Kids are back from school. Do I explain that dad isn't really available today? Do I try to act fine? Usually it's a compromise: I'm present but a bit quieter than normal. They get it. They've done this four times now. That breaks my heart a bit, but they're handling it better than I am.

7:00 PM

Dinner. I can't eat. I try anyway. A few spoonfuls of something soft, then I'm done. The anti-nausea meds mean I'm not actually throwing up, but I feel like I might at any moment. The dexamethasone means I'm anxious about everything. Bob is poking into my ribs. Everything feels slightly wrong.

10:00 PM

Bedtime. Bob comes with me. There's a specific way you're meant to sleep with a chemo pump attached to your chest, but mostly I just try not to roll over on it. Sleep is happening sporadically—the steroids mean my brain won't shut up. I'm lying there thinking about treatment cycles, scan results, whether the nausea will be better tomorrow, whether any of this is actually working.

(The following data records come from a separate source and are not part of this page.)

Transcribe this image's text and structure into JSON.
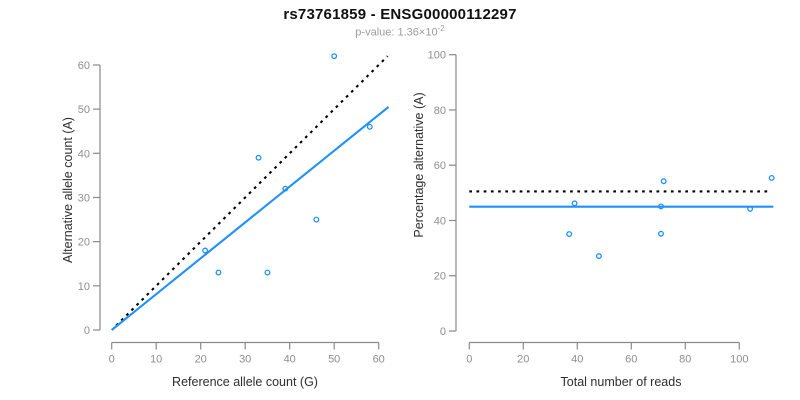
{
  "header": {
    "title": "rs73761859 - ENSG00000112297",
    "pvalue_prefix": "p-value: 1.36×10",
    "pvalue_exponent": "-2"
  },
  "colors": {
    "accent_blue": "#1e90ff",
    "axis_gray": "#8a8a8a",
    "tick_label_gray": "#8e8e8e",
    "axis_label_color": "#2e2e2e",
    "title_color": "#111111",
    "subtitle_gray": "#9c9c9c",
    "ref_line_black": "#000000"
  },
  "chart_data": [
    {
      "name": "allele-counts-scatter",
      "type": "scatter",
      "title": "",
      "xlabel": "Reference allele count (G)",
      "ylabel": "Alternative allele count (A)",
      "xlim": [
        -2.5,
        62.5
      ],
      "ylim": [
        -2.5,
        64.5
      ],
      "xticks": [
        0,
        10,
        20,
        30,
        40,
        50,
        60
      ],
      "yticks": [
        0,
        10,
        20,
        30,
        40,
        50,
        60
      ],
      "grid": false,
      "points": [
        [
          21,
          18
        ],
        [
          24,
          13
        ],
        [
          33,
          39
        ],
        [
          35,
          13
        ],
        [
          39,
          32
        ],
        [
          46,
          25
        ],
        [
          50,
          62
        ],
        [
          58,
          46
        ]
      ],
      "lines": [
        {
          "name": "identity-line",
          "style": "dotted",
          "color": "black",
          "x1": 1,
          "y1": 1,
          "x2": 62,
          "y2": 62
        },
        {
          "name": "fitted-line",
          "style": "solid",
          "color": "blue",
          "x1": 0,
          "y1": 0,
          "x2": 62.2,
          "y2": 50.5
        }
      ]
    },
    {
      "name": "percentage-vs-reads-scatter",
      "type": "scatter",
      "title": "",
      "xlabel": "Total number of reads",
      "ylabel": "Percentage alternative (A)",
      "xlim": [
        -4.7,
        117
      ],
      "ylim": [
        -4,
        104
      ],
      "xticks": [
        0,
        20,
        40,
        60,
        80,
        100
      ],
      "yticks": [
        0,
        20,
        40,
        60,
        80,
        100
      ],
      "grid": false,
      "points": [
        [
          37,
          35.1
        ],
        [
          39,
          46.2
        ],
        [
          48,
          27.1
        ],
        [
          71,
          45.1
        ],
        [
          71,
          35.2
        ],
        [
          72,
          54.2
        ],
        [
          104,
          44.2
        ],
        [
          112,
          55.4
        ]
      ],
      "lines": [
        {
          "name": "expected-50pct-line",
          "style": "dotted",
          "color": "black",
          "x1": 0,
          "y1": 50.5,
          "x2": 110.7,
          "y2": 50.5
        },
        {
          "name": "fitted-percentage-line",
          "style": "solid",
          "color": "blue",
          "x1": 0,
          "y1": 45,
          "x2": 112.6,
          "y2": 45
        }
      ]
    }
  ]
}
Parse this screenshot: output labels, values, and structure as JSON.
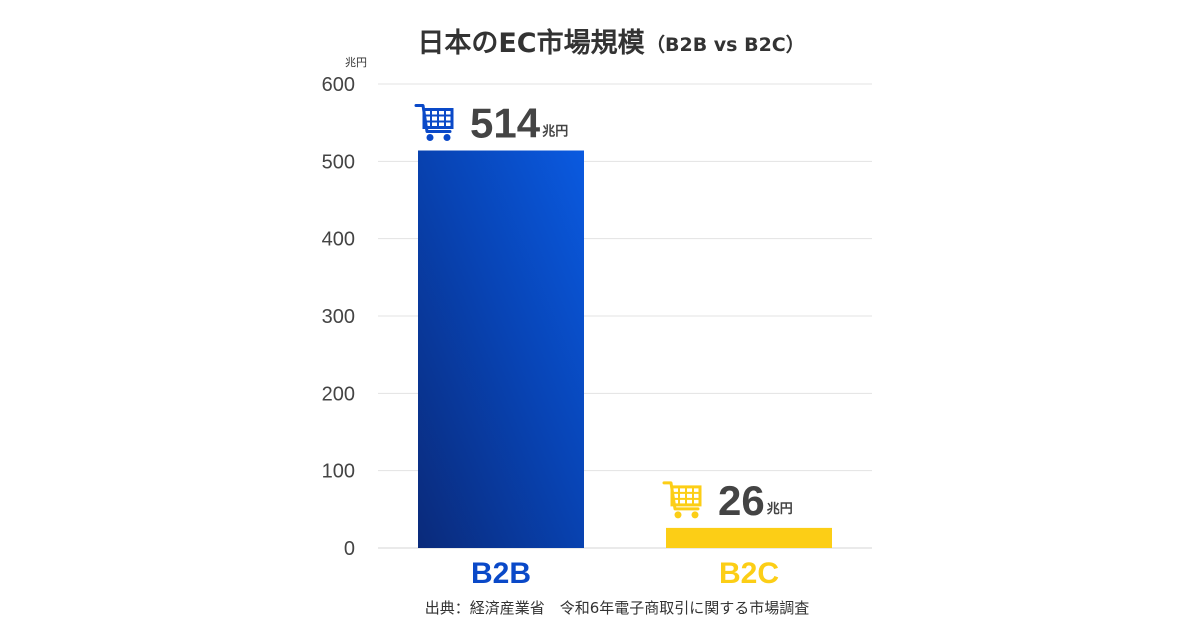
{
  "chart_data": {
    "type": "bar",
    "title": "日本のEC市場規模",
    "subtitle": "（B2B vs B2C）",
    "unit": "兆円",
    "categories": [
      "B2B",
      "B2C"
    ],
    "values": [
      514,
      26
    ],
    "value_labels": [
      "514",
      "26"
    ],
    "value_unit": "兆円",
    "ylim": [
      0,
      600
    ],
    "yticks": [
      "0",
      "100",
      "200",
      "300",
      "400",
      "500",
      "600"
    ],
    "grid": true,
    "legend": "none",
    "colors": {
      "B2B": "#0a49c8",
      "B2C": "#fcce16"
    },
    "bar_icons": [
      "cart-icon",
      "cart-icon"
    ],
    "source": "出典：経済産業省　令和6年電子商取引に関する市場調査"
  }
}
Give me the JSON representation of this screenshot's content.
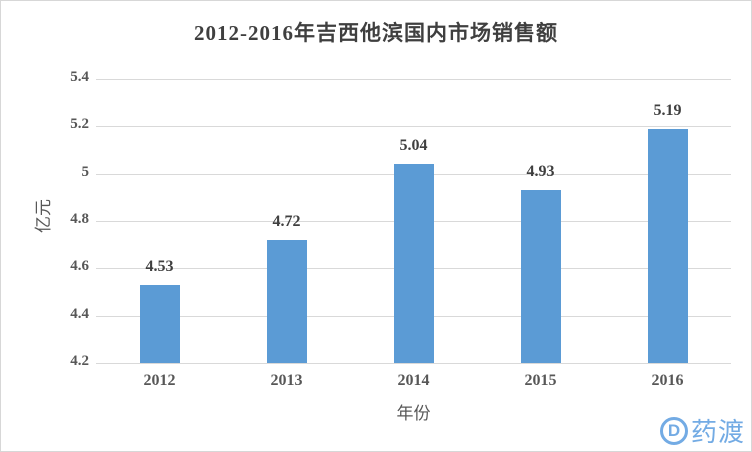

Tomorrow Bob comes off. The day after that I'll probably feel worse. The day after that I might have 48 hours where I feel almost human before the cycle starts building again.

Outfit rating: Bum bag, Crocs, and hair that's somehow both falling out and conditioned to perfection. Absolutely couldn't care less how I look. Comfort is everything.

This is Cycle 4, Day 1. Four down, eight or so to go. Same time next week, all over again.

Not glamorous. Not inspirational. Just real.

⚕️ FC:AI does not offer medical advice. These are practical tools and personal stories. Always speak to your medical team.